Byju Raveendran, the founder of Byju’s, is set to invest approximately $45-$46 million in the rights issue to maintain his shareholding in the company. This strategic move reflects his commitment to the company’s growth and his confidence in its future prospects.
The edtech firm Byju‘s recently conducted a rights issue to raise $200 million. Despite the company’s valuation being cut by 99%, indicating a significant reduction in its estimated worth, the rights issue was fully subscribed. This suggests that investors still have confidence in Byju’s and its future growth prospects, despite the valuation adjustment.
Byju Raveendran, the founder of Byju’s, has reportedly committed to investing $45-$46 million in the rights issue. This decision demonstrates Raveendran’s confidence in the company and his commitment to preserving his shareholding stake.
Byju‘s largest investors have initiated an extraordinary general meeting (EGM) scheduled for this Friday, with the objective of removing the company’s leadership and restructuring its Board.
In the notice sent by these investors, allegations of financial mismanagement, value erosion due to the management’s failure to enforce the company’s legal rights, and concealment of material information have been raised. These claims suggest a significant level of dissatisfaction with the current leadership and governance practices within Byju’s.

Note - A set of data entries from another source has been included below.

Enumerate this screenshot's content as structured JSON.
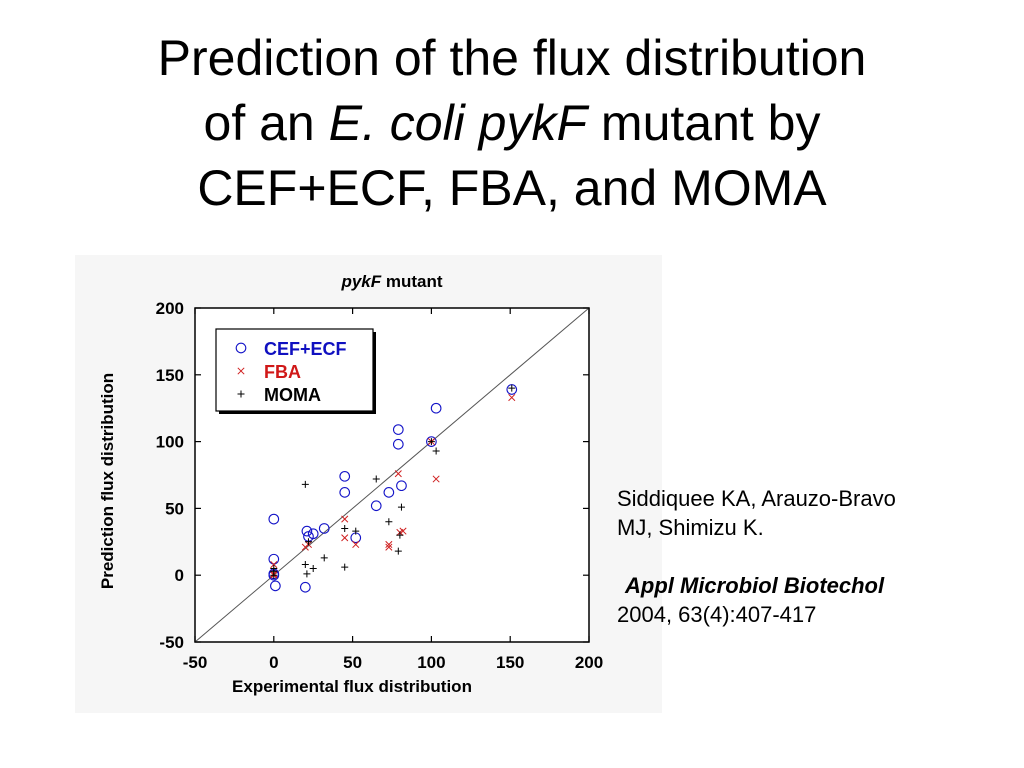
{
  "slide": {
    "title_line1": "Prediction of the flux distribution",
    "title_line2_pre": "of an ",
    "title_line2_italic": "E. coli pykF",
    "title_line2_post": " mutant by",
    "title_line3": "CEF+ECF, FBA, and MOMA"
  },
  "citation": {
    "authors_line1": "Siddiquee KA, Arauzo-Bravo",
    "authors_line2": "MJ, Shimizu K.",
    "journal": "Appl Microbiol Biotechol",
    "volume": "2004, 63(4):407-417"
  },
  "chart_data": {
    "type": "scatter",
    "title_italic": "pykF",
    "title_rest": " mutant",
    "xlabel": "Experimental flux distribution",
    "ylabel": "Prediction flux distribution",
    "xlim": [
      -50,
      200
    ],
    "ylim": [
      -50,
      200
    ],
    "xticks": [
      -50,
      0,
      50,
      100,
      150,
      200
    ],
    "yticks": [
      -50,
      0,
      50,
      100,
      150,
      200
    ],
    "diagonal": true,
    "legend_position": "top-left",
    "series": [
      {
        "name": "CEF+ECF",
        "marker": "circle",
        "color": "#1414c8",
        "points": [
          [
            0,
            42
          ],
          [
            0,
            12
          ],
          [
            0,
            1
          ],
          [
            0,
            0
          ],
          [
            1,
            -8
          ],
          [
            20,
            -9
          ],
          [
            21,
            33
          ],
          [
            22,
            29
          ],
          [
            25,
            31
          ],
          [
            32,
            35
          ],
          [
            45,
            74
          ],
          [
            45,
            62
          ],
          [
            52,
            28
          ],
          [
            65,
            52
          ],
          [
            73,
            62
          ],
          [
            79,
            109
          ],
          [
            79,
            98
          ],
          [
            81,
            67
          ],
          [
            100,
            100
          ],
          [
            103,
            125
          ],
          [
            151,
            139
          ]
        ]
      },
      {
        "name": "FBA",
        "marker": "x",
        "color": "#d02020",
        "points": [
          [
            0,
            0
          ],
          [
            0,
            1
          ],
          [
            0,
            8
          ],
          [
            20,
            21
          ],
          [
            22,
            23
          ],
          [
            45,
            28
          ],
          [
            45,
            42
          ],
          [
            52,
            23
          ],
          [
            73,
            21
          ],
          [
            73,
            23
          ],
          [
            79,
            76
          ],
          [
            80,
            32
          ],
          [
            82,
            33
          ],
          [
            100,
            100
          ],
          [
            103,
            72
          ],
          [
            151,
            133
          ]
        ]
      },
      {
        "name": "MOMA",
        "marker": "plus",
        "color": "#000000",
        "points": [
          [
            0,
            0
          ],
          [
            0,
            3
          ],
          [
            0,
            5
          ],
          [
            20,
            68
          ],
          [
            20,
            8
          ],
          [
            21,
            1
          ],
          [
            22,
            25
          ],
          [
            25,
            5
          ],
          [
            32,
            13
          ],
          [
            45,
            35
          ],
          [
            45,
            6
          ],
          [
            52,
            33
          ],
          [
            65,
            72
          ],
          [
            73,
            40
          ],
          [
            79,
            18
          ],
          [
            80,
            30
          ],
          [
            81,
            51
          ],
          [
            100,
            100
          ],
          [
            103,
            93
          ],
          [
            151,
            140
          ]
        ]
      }
    ]
  }
}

The request for an extraordinary general meeting (EGM) is backed by a consortium of Think & Learn (T&L) shareholders. This request follows previous notices of requisition sent to the T&L board of directors in July and December 2023, which were reportedly ignored.
The resolutions proposed for consideration at the EGM include addressing governance, financial mismanagement, and compliance issues within the company. Additionally, the investor group seeks to reconstitute the board of directors to ensure it is no longer controlled solely by the founders of T&L. Furthermore, there is a call for a change in the company’s leadership.
According to a Moneycontrol report, these shareholders have until February 29 to participate in the issue, failing which they risk significant dilution of their stakes in the company.
In a letter addressed to investors, founder and CEO Byju Raveendran expressed gratitude for the full subscription of the rights issue and emphasized the importance of all shareholders participating in the renewed mission. Raveendran highlighted that the success of the company is contingent upon the collective efforts of all shareholders. He acknowledged the foundational role that initial investments played in the company’s journey and emphasized that the rights issue will help preserve and enhance value for all shareholders.
By stressing the importance of shareholder participation, Raveendran underscores the collaborative nature of the company’s growth and the shared interest in achieving long-term success.
In his communication to shareholders, Byju Raveendran acknowledged that participating in the rights issue might appear to be a difficult decision. However, he emphasized that it is the only viable option available to prevent permanent value erosion. Raveendran invoked the words of Abraham Lincoln, stating, “A house divided against itself cannot stand,” underscoring the importance of unity and collective action.